Work-up to exclude the differential diagnosis of the electrolyte abnormalities is key.

  • In Gitelman syndrome hypocalcuria is present, and a urine calcium:creatinine ratio may help distinguish it from Bartter syndrome as the two disorders can be clinically indistinguishable. Additionally in Bartter syndrome maximal urine concentrating ability is lost.
  • Laxative abuse can mimic the serum electrolyte abnormalities, but fractional excretion of potassium will be low
  • Diuretic abuse could be suspected if urinary chloride excretion varies by time of day, but may require a diuretic assay to detect
  • Surreptitious vomiting can cause metabolic alkalosis and hypokalaemia, but urinary chloride levels will be low
  • Medication history; Proton-pump inhibitors can cause an isolated hypomagnesaemia phenotype, and aminoglycosides such as gentamicin can cause a transient metabolic alkalosis with hypokalaemia and hypomagnesaemia that resolves 2–6 weeks after drug termination.
  • Primary aldosteronism will cause metabolic alkalosis and hypokalaemia, but hypertension will be present and serum renin will be low
  • EAST syndrome, though neurological features will predominate
  • Renal cysts and diabetes syndrome can cause hypomagnesaemia and hypocalcuria, but is distinguished by early onset chronic kidney disease and an autosomal dominant inheritance pattern of renal cysts and/or diabetes

Treatment

Most asymptomatic individuals with Gitelman syndrome can be monitored without medical treatment. Dietary modification of a high salt diet incorporated with, potassium and magnesium supplementation to normalize blood levels is the mainstay of treatment. Large doses of potassium and magnesium are often necessary to adequately replace the electrolytes lost in the urine. Diarrhea is a common side effect of oral magnesium which can make replacement by mouth difficult but dividing the dose to 3-4 times a day is better tolerated. Severe deficits of potassium and magnesium require intravenous replacement. If low blood potassium levels are not sufficiently replaced with replacement by mouth, aldosterone antagonists (such as spironolactone or eplerenone) or epithelial sodium channel blockers such as amiloride can be used to decrease urinary wasting of potassium.

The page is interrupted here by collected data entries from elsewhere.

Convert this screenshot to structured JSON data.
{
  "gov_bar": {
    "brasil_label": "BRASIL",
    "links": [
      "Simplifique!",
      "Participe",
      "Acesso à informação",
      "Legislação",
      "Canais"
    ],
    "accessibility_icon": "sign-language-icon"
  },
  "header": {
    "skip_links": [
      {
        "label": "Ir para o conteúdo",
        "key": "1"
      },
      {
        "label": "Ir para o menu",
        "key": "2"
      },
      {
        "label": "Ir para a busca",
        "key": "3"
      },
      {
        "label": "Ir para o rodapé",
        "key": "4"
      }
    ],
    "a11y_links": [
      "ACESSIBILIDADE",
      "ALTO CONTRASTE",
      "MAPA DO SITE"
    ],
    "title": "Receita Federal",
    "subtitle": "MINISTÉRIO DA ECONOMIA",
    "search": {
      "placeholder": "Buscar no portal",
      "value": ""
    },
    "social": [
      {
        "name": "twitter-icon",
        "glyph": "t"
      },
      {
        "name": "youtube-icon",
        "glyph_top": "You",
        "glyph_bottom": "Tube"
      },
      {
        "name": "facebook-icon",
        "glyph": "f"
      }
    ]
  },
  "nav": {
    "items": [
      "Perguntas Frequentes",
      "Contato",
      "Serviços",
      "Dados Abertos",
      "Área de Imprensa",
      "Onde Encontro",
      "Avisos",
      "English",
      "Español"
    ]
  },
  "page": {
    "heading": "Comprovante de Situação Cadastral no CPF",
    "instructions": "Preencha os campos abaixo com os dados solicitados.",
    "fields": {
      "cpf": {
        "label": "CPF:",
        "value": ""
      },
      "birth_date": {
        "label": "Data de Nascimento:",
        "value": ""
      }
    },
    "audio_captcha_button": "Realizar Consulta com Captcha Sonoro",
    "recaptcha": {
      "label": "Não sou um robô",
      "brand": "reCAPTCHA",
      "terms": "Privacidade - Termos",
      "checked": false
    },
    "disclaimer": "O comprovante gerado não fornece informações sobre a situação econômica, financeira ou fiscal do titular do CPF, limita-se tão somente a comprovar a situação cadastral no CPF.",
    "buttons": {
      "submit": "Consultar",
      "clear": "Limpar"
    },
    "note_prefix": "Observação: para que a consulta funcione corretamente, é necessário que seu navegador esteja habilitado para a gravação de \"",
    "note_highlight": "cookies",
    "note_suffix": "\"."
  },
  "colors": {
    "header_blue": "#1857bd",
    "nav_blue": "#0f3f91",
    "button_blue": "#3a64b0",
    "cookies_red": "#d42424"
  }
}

In patients with early onset of the disease such as infants and children, indomethacin is the drug of choice utilized to treat growth disturbances. Indomethacin in a study by Blanchard et. al 2015 was shown to increase serum potassium levels, and decrease renin concentration. Adverse effects of indomethacin include a decrease in the glomerular filtration rate, and gastrointestinal disturbances.

Cardiac evaluation is promoted in the prevention of dysrhythmias and monitoring of QT interval activity. Medications that extend or prolong the QT interval (macrolides, antihistamines, beta-2 agonists) should be avoided in these patients to prevent cardiac death.

Epidemiology

Gitelman syndrome is estimated to have a prevalence of 1 in 40,000 homozygous people . The ratio of men to women affected is 1:1. This disease is encountered typically past the 1st decade of life, during adolescence or adulthood but can occur in the neonatal period. Heterozygous carriers of the SLC12A3 gene mutations are 1% of the population. Parents with Gitelman syndrome have a low probability of passing the disorder to their offspring roughly 1 in 400 unless they are both carriers of the disease.

History

The condition is named for Hillel J. Gitelman (1932– January 12, 2015), an American nephrologist working at University of North Carolina School of Medicine. He first described the condition in 1966, after observing a pair of sisters with the disorder. Gitelman and his colleagues later identified and isolated the gene responsible (SLC12A3) by molecular cloning.